My current projects are listed below. They revolve around housing but some use macro techniques such as DSGE modeling, VECM and SVAR estimation, while some rely on more reduced form microeconomic techniques like differences-in-differences estimation. In the future, I am looking forward to expanding my research domain in housing. I am interested in understanding the role vacancies play in the adjustment of prices in housing markets. There is huge variation in quality and pricing of housing even within small housing markets so I am interested in researching the interactions to understand disparities of outcomes across households of different socioeconomic status. I would also like to understand more how the composition of migrants to a region (domestic or international and high or low skill) may have differential outcomes in housing and investment markets. In sum, my future research endeavors are focused around housing affordability, utilization, and migration.
This paper develops and calibrates a dynamic stochastic general equilibrium (DSGE) model with a housing sector to analyze how population volatility affects U.S. housing markets. With declining birth rates and increasingly volatile immigration flows, the U.S. faces demographic uncertainty unprecedented since World War II. Because housing supply is local and slow to adjust, population shocks can generate uneven regional responses depending on vacancy rates and supply elasticities. In the model, a one-percent increase in population growth raises home values and rents by roughly five percent within five years. Most of the cost pressure is offset by households substituting toward smaller housing units, while sluggish housing investment fails to fully accommodate higher demand. In declining regions, the population shocks are absorbed without lasting price pressures. These results highlight how demographic shocks propagate through housing markets and how local supply conditions mediate their impact on affordability.
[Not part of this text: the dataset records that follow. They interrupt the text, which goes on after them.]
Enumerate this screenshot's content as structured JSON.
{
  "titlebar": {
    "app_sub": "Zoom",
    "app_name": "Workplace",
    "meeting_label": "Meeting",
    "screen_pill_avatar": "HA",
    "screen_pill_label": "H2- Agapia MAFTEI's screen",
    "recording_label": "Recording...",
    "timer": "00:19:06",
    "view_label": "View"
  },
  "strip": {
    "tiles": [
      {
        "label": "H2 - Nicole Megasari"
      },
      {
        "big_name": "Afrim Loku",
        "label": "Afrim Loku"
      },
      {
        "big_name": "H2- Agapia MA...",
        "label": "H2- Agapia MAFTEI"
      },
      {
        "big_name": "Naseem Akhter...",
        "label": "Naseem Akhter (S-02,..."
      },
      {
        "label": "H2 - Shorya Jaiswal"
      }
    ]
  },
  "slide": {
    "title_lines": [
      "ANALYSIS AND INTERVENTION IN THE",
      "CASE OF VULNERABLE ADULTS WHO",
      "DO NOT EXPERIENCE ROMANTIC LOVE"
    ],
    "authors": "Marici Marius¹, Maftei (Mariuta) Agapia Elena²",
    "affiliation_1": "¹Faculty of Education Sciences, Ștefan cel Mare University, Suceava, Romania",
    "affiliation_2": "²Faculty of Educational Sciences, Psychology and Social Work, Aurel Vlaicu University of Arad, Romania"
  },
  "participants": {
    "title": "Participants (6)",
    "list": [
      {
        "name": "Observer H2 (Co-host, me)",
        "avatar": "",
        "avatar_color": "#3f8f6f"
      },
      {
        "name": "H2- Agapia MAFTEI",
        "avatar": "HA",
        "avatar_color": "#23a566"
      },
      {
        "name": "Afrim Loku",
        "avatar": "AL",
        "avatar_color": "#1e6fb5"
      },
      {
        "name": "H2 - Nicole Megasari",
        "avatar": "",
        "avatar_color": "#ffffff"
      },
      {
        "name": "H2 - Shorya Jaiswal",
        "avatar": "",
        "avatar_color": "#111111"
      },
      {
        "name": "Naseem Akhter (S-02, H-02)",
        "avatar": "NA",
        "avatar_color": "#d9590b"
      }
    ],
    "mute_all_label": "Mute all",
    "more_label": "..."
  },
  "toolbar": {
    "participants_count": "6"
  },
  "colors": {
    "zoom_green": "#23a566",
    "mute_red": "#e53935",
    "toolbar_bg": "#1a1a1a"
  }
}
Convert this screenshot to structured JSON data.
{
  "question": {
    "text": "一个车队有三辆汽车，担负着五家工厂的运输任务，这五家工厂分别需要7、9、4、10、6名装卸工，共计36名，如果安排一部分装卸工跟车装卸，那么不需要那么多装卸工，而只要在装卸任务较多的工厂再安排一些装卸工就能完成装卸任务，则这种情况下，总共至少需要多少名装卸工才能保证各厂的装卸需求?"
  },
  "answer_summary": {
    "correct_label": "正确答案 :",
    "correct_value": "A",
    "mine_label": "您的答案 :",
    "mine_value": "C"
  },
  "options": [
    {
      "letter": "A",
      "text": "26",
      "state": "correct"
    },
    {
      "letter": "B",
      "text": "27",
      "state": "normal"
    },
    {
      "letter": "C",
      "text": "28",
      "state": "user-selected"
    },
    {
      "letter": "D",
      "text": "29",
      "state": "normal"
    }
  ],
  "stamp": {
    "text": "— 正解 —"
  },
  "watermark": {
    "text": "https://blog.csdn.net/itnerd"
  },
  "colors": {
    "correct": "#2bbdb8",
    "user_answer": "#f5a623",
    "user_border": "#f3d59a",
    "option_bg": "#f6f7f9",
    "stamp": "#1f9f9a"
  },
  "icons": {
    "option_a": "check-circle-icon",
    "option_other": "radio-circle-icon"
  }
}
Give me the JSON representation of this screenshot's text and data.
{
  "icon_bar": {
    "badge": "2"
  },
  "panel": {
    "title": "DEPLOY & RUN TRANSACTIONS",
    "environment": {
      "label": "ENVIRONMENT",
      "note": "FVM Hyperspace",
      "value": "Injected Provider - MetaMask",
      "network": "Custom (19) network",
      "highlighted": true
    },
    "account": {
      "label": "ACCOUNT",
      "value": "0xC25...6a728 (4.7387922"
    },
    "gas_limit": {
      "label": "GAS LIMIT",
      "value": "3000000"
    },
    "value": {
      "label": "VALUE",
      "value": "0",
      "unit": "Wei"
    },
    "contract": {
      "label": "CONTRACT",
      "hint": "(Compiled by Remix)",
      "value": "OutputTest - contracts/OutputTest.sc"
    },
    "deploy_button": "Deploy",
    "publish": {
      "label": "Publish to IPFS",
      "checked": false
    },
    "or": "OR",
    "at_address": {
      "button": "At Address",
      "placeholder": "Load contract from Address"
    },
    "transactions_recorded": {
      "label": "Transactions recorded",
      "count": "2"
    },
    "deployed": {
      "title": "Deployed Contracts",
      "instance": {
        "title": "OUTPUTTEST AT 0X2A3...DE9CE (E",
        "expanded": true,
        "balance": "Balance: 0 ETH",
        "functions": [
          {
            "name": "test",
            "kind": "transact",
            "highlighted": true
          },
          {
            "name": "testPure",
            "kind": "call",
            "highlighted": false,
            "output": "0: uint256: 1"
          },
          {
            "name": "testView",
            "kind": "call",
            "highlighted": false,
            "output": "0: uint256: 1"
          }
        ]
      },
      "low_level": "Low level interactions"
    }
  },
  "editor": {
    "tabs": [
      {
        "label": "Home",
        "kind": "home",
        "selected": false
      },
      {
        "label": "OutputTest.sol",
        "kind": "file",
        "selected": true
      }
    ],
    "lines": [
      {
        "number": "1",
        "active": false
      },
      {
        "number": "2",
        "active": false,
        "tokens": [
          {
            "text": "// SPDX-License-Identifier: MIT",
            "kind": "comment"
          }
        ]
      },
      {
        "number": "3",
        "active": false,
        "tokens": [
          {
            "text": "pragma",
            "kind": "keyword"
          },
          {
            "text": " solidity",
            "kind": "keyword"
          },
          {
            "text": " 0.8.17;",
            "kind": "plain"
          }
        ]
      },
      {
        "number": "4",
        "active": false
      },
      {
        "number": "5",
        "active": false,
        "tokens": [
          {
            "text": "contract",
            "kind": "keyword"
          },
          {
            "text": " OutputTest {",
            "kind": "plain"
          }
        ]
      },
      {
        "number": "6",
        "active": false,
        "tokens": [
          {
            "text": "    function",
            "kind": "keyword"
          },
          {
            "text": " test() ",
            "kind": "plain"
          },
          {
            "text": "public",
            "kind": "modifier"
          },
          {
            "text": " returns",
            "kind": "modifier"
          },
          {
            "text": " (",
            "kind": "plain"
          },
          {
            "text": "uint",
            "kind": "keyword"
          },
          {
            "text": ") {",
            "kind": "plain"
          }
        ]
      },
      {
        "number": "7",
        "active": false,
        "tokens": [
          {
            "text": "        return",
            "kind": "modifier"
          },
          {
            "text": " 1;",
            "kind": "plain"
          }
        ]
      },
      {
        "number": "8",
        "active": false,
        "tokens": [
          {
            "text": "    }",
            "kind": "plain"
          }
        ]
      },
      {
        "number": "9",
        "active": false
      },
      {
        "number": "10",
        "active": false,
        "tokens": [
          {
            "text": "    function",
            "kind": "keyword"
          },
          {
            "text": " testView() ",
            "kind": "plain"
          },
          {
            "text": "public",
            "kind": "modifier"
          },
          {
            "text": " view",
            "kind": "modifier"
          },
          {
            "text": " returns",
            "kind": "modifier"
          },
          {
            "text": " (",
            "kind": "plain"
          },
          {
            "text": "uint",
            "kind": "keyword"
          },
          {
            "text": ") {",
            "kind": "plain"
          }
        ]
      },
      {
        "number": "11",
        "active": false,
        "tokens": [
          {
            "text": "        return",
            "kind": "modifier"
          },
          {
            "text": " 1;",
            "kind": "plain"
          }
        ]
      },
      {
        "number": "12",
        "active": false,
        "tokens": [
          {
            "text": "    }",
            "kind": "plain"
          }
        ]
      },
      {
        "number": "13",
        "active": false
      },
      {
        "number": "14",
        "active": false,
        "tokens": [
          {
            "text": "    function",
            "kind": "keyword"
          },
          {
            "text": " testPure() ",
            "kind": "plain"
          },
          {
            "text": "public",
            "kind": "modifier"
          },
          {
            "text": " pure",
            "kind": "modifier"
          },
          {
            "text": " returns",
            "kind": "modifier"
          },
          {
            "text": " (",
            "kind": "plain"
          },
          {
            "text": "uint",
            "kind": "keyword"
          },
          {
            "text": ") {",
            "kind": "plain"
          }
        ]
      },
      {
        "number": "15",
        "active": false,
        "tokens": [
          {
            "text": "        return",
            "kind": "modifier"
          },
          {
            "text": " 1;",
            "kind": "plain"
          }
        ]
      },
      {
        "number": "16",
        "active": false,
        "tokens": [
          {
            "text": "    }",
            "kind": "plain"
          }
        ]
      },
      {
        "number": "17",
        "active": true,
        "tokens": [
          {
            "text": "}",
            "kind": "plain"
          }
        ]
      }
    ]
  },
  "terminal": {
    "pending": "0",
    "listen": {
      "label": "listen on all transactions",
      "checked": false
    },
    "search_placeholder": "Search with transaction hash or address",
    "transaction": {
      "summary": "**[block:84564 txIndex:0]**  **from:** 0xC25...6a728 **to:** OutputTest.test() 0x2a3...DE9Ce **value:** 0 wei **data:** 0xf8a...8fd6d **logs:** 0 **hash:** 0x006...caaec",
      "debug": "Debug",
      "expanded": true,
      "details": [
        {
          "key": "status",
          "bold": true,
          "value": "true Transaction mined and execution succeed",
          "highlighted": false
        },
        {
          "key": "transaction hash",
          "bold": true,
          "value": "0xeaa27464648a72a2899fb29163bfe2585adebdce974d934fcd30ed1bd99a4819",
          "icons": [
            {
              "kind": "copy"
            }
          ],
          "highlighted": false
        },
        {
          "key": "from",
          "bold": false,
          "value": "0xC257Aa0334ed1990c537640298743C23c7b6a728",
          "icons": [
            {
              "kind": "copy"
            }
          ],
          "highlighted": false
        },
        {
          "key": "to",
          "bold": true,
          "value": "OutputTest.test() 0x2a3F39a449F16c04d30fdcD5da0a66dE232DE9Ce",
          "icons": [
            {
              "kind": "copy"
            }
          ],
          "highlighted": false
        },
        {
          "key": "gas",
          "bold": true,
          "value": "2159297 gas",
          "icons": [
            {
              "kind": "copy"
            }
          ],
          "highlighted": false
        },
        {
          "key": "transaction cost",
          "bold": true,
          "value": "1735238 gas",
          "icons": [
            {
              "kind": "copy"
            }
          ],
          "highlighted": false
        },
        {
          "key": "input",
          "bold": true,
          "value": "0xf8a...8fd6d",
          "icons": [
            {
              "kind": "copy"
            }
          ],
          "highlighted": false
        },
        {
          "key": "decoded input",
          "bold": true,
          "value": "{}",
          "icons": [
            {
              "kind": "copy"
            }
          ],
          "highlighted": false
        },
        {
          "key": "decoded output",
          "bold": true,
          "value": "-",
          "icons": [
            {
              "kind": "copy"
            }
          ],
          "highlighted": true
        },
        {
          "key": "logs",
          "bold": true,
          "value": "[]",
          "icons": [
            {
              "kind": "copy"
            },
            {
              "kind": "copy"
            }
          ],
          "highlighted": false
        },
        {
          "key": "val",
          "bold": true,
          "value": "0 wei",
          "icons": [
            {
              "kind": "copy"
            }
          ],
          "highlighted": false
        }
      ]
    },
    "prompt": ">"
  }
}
In this paper, I quantify the impact of local municipalities implementing a rental registration program on landlords. I create a dataset of rental registries in the US and analyze their impact on rental prices, housing supply, and spillovers into owner-occupied housing using an event study from 2005-2019 with ACS data. I find that rental registries increase rental rates above the direct cost to the landlord from the registry. The costs are higher for lower income individuals and the program bids them out of their neighborhoods. Surprisingly, communities with rental registries appear to have a faster growing housing supply relative to those without. It is difficult to make analysis on overall welfare without quality data on units so the overall impact remains undetermined.
This paper replicates and refines the macro VAR model from Fratantoni and Schuh (2003), addressing its structural limitations and theoretical inconsistencies to provide a more robust framework for analyzing housing and monetary policy interactions. By imposing theoretically grounded restrictions, we enhance the model's ability to disentangle key relationships, such as the effects of monetary policy on housing demand and prices. Using updated data from 1966 Q3 to 2024 Q1, we assess the model's robustness through additional specifications, including the inclusion of relative prices (rental prices to house prices ratio) and the application of structural restrictions to improve identification. Our findings show significant improvements in model fit and interpretability, offering insights into monetary policy transmission and paving the way for future research, such as the exploration of heterogeneous regional effects using HVAR frameworks.